Adeline DIEUDONNE
Editions L’Iconoclaste – 2018
CONTEMPORAINE
Quatrième de couverture :
C’est un pavillon qui ressemble à tous ceux du lotissement. Ou presque. Chez eux, il y a quatre chambres. La sienne, celle de son petit frère Gilles, celle des parents, et celle des cadavres. Le père est un chasseur de gros gibier. La mère est transparente, amibe craintive, soumise aux humeurs de son mari. Le samedi se passe à jouer dans les carcasses de voitures de la décharge. Jusqu’au jour où un violent accident vient faire bégayer le présent.
Dès lors, Gilles ne rit plus. Elle, avec ses dix ans, voudrait tout annuler, revenir en arrière. Effacer cette vie qui lui apparaît comme le brouillon de l’autre. La vraie. Alors, en guerrière des temps modernes, elle retrousse ses manches et plonge tête la première dans le cru de l’existence. Elle fait diversion, passe entre les coups et conserve l’espoir fou que tout s’arrange un jour.
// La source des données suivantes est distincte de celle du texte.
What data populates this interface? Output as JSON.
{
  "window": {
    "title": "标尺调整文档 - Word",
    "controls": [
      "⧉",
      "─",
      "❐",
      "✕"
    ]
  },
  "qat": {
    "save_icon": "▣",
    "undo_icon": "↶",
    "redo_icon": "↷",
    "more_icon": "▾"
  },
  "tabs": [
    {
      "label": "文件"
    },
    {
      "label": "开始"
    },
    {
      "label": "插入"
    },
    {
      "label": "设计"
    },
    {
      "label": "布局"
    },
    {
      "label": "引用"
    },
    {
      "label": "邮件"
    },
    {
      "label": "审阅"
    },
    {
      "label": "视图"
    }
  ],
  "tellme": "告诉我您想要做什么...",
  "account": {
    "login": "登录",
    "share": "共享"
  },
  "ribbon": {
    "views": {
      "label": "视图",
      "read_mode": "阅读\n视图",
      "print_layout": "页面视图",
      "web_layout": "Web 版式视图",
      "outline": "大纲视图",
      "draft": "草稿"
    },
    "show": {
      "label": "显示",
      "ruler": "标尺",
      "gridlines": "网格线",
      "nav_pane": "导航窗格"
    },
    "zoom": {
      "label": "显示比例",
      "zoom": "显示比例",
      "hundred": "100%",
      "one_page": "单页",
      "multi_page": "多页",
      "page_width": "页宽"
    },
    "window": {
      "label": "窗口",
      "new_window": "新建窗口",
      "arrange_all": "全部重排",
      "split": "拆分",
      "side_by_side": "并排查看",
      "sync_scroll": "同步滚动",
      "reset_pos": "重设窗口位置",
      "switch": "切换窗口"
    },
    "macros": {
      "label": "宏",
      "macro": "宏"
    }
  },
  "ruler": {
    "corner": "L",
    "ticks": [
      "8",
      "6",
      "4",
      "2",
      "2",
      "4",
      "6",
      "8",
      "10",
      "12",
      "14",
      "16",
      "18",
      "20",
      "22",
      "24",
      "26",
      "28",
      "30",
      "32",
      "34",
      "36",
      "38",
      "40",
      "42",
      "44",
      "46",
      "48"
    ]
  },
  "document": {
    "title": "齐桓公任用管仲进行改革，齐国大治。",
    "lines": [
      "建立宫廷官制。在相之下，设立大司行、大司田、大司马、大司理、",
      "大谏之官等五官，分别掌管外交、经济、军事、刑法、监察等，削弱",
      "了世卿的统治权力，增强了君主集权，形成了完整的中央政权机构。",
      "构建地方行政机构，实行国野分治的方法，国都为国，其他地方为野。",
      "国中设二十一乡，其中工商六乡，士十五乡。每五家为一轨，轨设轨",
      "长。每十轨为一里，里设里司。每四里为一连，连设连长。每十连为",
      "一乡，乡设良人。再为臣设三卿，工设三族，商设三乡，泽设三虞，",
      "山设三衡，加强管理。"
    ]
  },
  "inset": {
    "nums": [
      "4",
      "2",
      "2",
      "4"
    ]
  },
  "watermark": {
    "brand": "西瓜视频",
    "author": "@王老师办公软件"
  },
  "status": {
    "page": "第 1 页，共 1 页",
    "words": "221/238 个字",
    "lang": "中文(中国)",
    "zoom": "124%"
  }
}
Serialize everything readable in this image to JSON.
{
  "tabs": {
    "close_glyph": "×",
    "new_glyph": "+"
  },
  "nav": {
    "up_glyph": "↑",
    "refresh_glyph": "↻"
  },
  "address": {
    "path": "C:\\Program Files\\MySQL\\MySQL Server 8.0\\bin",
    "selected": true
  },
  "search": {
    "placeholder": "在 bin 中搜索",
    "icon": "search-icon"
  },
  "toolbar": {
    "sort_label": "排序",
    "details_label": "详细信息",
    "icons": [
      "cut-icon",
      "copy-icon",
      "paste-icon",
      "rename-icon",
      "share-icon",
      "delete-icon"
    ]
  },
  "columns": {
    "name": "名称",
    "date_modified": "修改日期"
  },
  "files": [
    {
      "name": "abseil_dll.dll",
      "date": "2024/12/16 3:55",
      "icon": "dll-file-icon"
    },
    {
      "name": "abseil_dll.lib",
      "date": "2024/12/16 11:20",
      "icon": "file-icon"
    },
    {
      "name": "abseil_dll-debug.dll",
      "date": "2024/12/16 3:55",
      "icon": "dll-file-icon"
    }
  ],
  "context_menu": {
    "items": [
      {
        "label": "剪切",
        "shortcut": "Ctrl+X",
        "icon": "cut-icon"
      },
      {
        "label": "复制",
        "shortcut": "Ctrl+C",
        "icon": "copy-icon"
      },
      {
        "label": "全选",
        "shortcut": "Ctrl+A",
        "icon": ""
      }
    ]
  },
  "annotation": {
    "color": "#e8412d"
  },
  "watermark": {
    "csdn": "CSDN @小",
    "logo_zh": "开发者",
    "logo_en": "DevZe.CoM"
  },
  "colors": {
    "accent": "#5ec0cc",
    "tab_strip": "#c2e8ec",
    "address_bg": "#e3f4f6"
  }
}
Des rêves brisés, cassés nets dans la fleur de l’âge. L’innocence, l’espoir d’une vie épanouissante et joyeuse, soufflée en un instant. Démolie, écrasée, ruinée.
Au départ cela semble idéal, une petite famille avec ses deux enfants à l’amour et à la complicité sans égale, vivant dans un pavillon tranquille. Finalement le lotissement est misérable, pourri par le manque de travail et l’ivrognerie de certains habitants. De plus, la famille parfaite recèle un père violent qui ne trouve son plaisir que dans la chasse et la terreur qu’il insuffle à sa proie en la traquant avant de lui prendre la vie. En témoigne la pièce des cadavres, un ramassis de tous les trophées accumulés par ce père. La mère, dépourvue d’un souffle de raison propre, subit la colère injustifiée du mari en perdant au passage quelques zones du cerveau.
Dans ce contexte déjà difficile, s’ajoute un accident. Un pas de chance, un imprévu qui vient souffler la tendre innocence des deux frères et sœurs. Tandis qu’elle va tenter d’aller de l’avant, lui va sombrer toujours plus loin dans le drame, incité par cette ambiance macabre planant sur leur maison.
Le roman fait se poser des questions très intéressantes. Comment grandir, comment se préparer au monde, comment se construire entre l’enfance et l’âge adulte dans une famille, un contexte pareil? La peur, la terreur, l’angoisse est ce qui régit cette prétendue famille. Être parent ne signifie pas en être capable. Il est terrible de sentir cette boule au ventre, l’épouvante qui nous cingle lorsqu’on appréhende la sanction. Quand on sait que nous allons être frappé, giflé, avec zéro recours pour y échapper. La fuite est impossible, la traque inutile, la proie est offerte sur un plateau.
Ce livre est très fort, puissant dans sa narration. Il ne laisse pas de tout repos le lecteur, ce qui peut se cacher derrière les fenêtres de nos voisins. La survie, purement, face à un chasseur qui agrandit son terrain et le choix de ses victimes. Mais aussi l’espoir, cette petite lumière qui ne s’éteint pas et qui pousse à vouloir s’en sortir, réussir, vivre, être heureux. Le désir, la passion, la réussite peut exister, qu’importe le milieu d’où l’on vient tant que l’on croit en ce que l’on veut.